Qué ocurrencias maravillosas puede tener el ser humano... Eso pensé hace no mucho, cuando al detenerme en un espacio de nuestra televisión me sobrecogió la belleza de la cinta El curioso caso de Benjamín Button. El filme, estadounidense, tuvo su estreno en el país norteño en diciembre del año 2008, y cuenta una historia insólita, solo posible en la imaginación frondosa de quienes seamos capaces de estirar los ensueños y figurarnos la posibilidad de que alguien nazca con el cuerpo de un anciano, haga su vida rejuveneciendo, y muera con apariencia de bebé.
Dirigido por David Fincher, con guión de Eric Roth y protagonizada por Brad Pitt y Cate Blanchett, entre otros, El curioso caso... se basa en una novela corta de igual título publicada en 1921. Su autor, el norteamericano Francis Scott Fitzgerald (1896-1940), es considerado uno de los escritores más sobresalientes del siglo XX, como portavoz de la llamada Generación perdida, esa que en Norteamérica incluyó a los nacidos en la última década del siglo XIX, los que crecieron y maduraron a la dramática sombra de la guerra.
Es descomunal esa historia transcurrida en Nueva Orleáns, desde finales de la Primera Guerra Mundial hasta el siglo XXI, fruto de un escritor que, por cierto, tuvo una vida breve, cuyo tramo final estuvo marcado por el alcohol y encontró desenlace a lo eterno por una segunda crisis cardiaca. La película, cuya reposición en nuestras pantallas sería muy bien acogida, tiene como pórtico la extraña historia de un relojero ciego que pierde a su hijo en la guerra, y que en medio de su dolor fabrica un último reloj. En el acto de inauguración del artefacto, el pobre hombre no puede evitar compartir su deseo desesperado: si pudiéramos hacer algo que echara el tiempo atrás y nos devolviera a los seres amados que la vida nos quitó...
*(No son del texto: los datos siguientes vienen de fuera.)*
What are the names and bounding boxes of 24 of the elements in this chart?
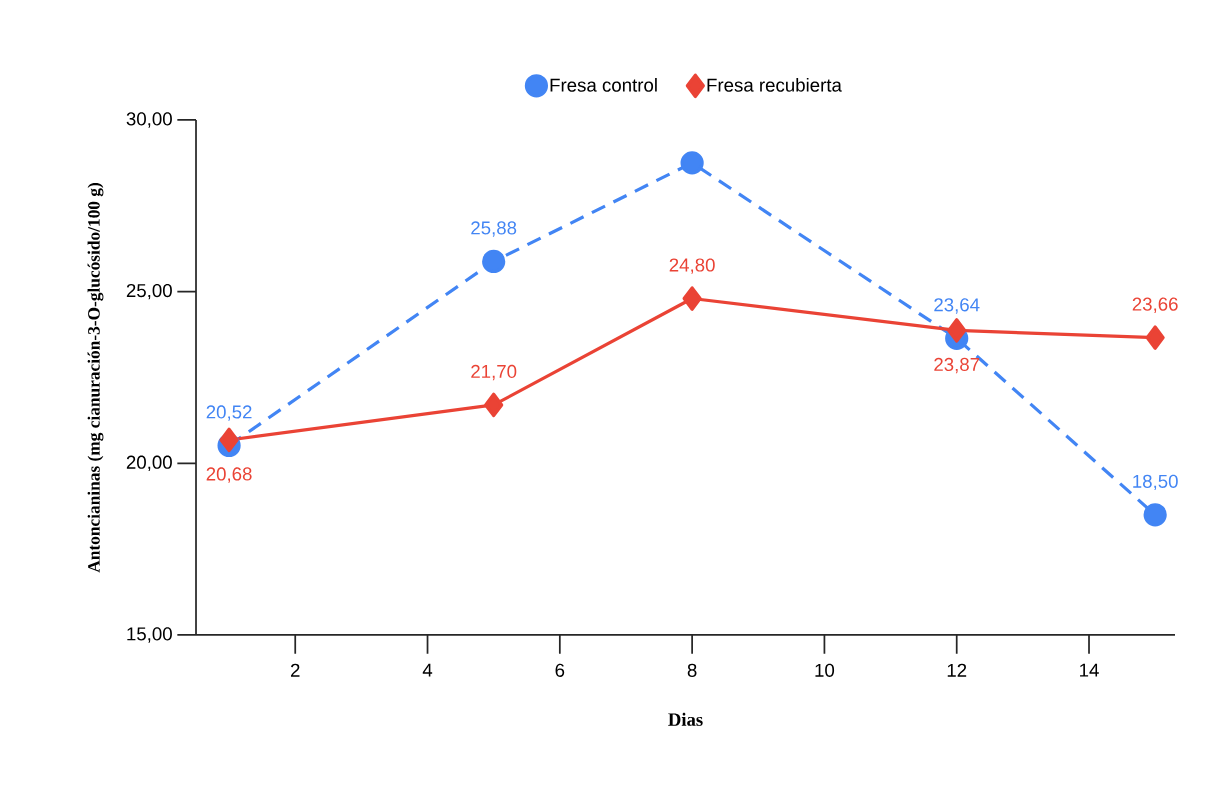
y-tick-label: 15,00: [127, 627, 172, 643]
x-axis-title: Dias: [668, 712, 703, 726]
y-tick-label: 20,00: [126, 455, 172, 472]
legend-label: Fresa recubierta: [707, 78, 842, 92]
data-label: 21,70: [471, 364, 517, 381]
x-tick-label: 12: [947, 663, 967, 677]
x-tick-label: 14: [1080, 663, 1099, 677]
legend-label: Fresa control: [550, 78, 657, 92]
y-tick-label: 25,00: [126, 283, 172, 300]
x-tick-label: 10: [815, 663, 835, 677]
x-tick-label: 2: [290, 663, 300, 677]
y-tick-label: 30,00: [126, 112, 172, 128]
data-label: 23,66: [1132, 297, 1178, 313]
data-label: 25,88: [471, 221, 517, 237]
y-axis-title: Antoncianinas (mg cianuración-3-O-glucósido/100 g): [87, 183, 104, 573]
data-label: 20,68: [206, 467, 252, 483]
data-label: 20,52: [206, 405, 252, 421]
data-label: 24,80: [669, 258, 715, 274]
x-tick-label: 4: [422, 663, 433, 677]
x-tick-label: 8: [687, 663, 697, 677]
data-label: 23,64: [934, 298, 980, 314]
x-tick-label: 6: [555, 663, 565, 677]
data-label: 18,50: [1133, 474, 1178, 491]
data-label: 23,87: [934, 357, 980, 374]
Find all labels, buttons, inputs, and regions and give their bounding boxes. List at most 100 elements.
Y a continuación, mediante la lectura de un diario, comenzamos a conocer detalles de la misteriosa existencia de Benjamín. Un ser nacido con cuerpo y rostro de anciano, cuya madre muere en el parto, y cuyo padre, un exitoso fabricante de botones, lo deja abandonado, debido a su extraña apariencia, en las escaleras de un asilo de ancianos; allí donde Benjamín descubrirá con el paso de los años que cada persona es protagonista espectacular de su propia trama, y que la muerte es algo tan sutil y concreto como un piano que deja de sonar, una voz que ya no escucharemos, o un espacio que cambia de inquilino.
La lección que nos deja el personaje —quien reconoce haber nacido en circunstancias inusuales— es que la vida, simple y grandiosa, es nuestro gran suceso, y que el tiempo no puede atraparse, lo mismo envejezcamos o rejuvenezcamos a medida que la vamos disfrutando. Es fascinante ese hombre cuya memoria sí recorre un camino como el de todos nosotros: el de la inocencia al conocimiento. Y es por eso que el anciano Benjamín es muy desenfadado y alegre (como solemos ser en los primeros años de la vida); y el adolescente, muy sereno y sabio, con mucho de mundo recorrido.
La superproducción cinematográfica, donde se cuenta el ciclo entero de esa existencia peculiar, nos planta ante una interrogante de hondura: ¿Cómo usaremos nuestro tiempo? Sin dudas deberá ser con intensidad, como sugieren en el filme Benjamín y el amor de su vida, quienes permanecen impávidos, conversando en una cafetería a la intemperie, mirándose a los ojos, mientras los demás abandonan el lugar buscando abrigo.
El hombre puede hacer cosas sublimes —en vez de la guerra— pensaba yo mientras desgranaba una fábula tan bien contada, donde se nos propone ir despacio, sin atropellos, manejando los minutos como si viéramos desfilar entre los dedos un finísimo polvo de oro. Sé que alcanzar la armonía no es tan fácil. Pero sumergirse en certezas como las que desliza Benjamín mientras gana o pierde ilusiones, nos recuerda que vale la pena intentarlo. Me quedé con esa sensación a pesar de los últimos segundos de la película, cuando se ven subir las aguas provocadas por el ciclón Katrina, ese que en 2005 devastó a la ciudad del jazz. Esas aguas sordas que en el filme llegan hasta un almacén para devorarse al prodigioso reloj del artesano ciego, y que ya sabemos cuánto barrieron en eso que solemos llamar «la vida real».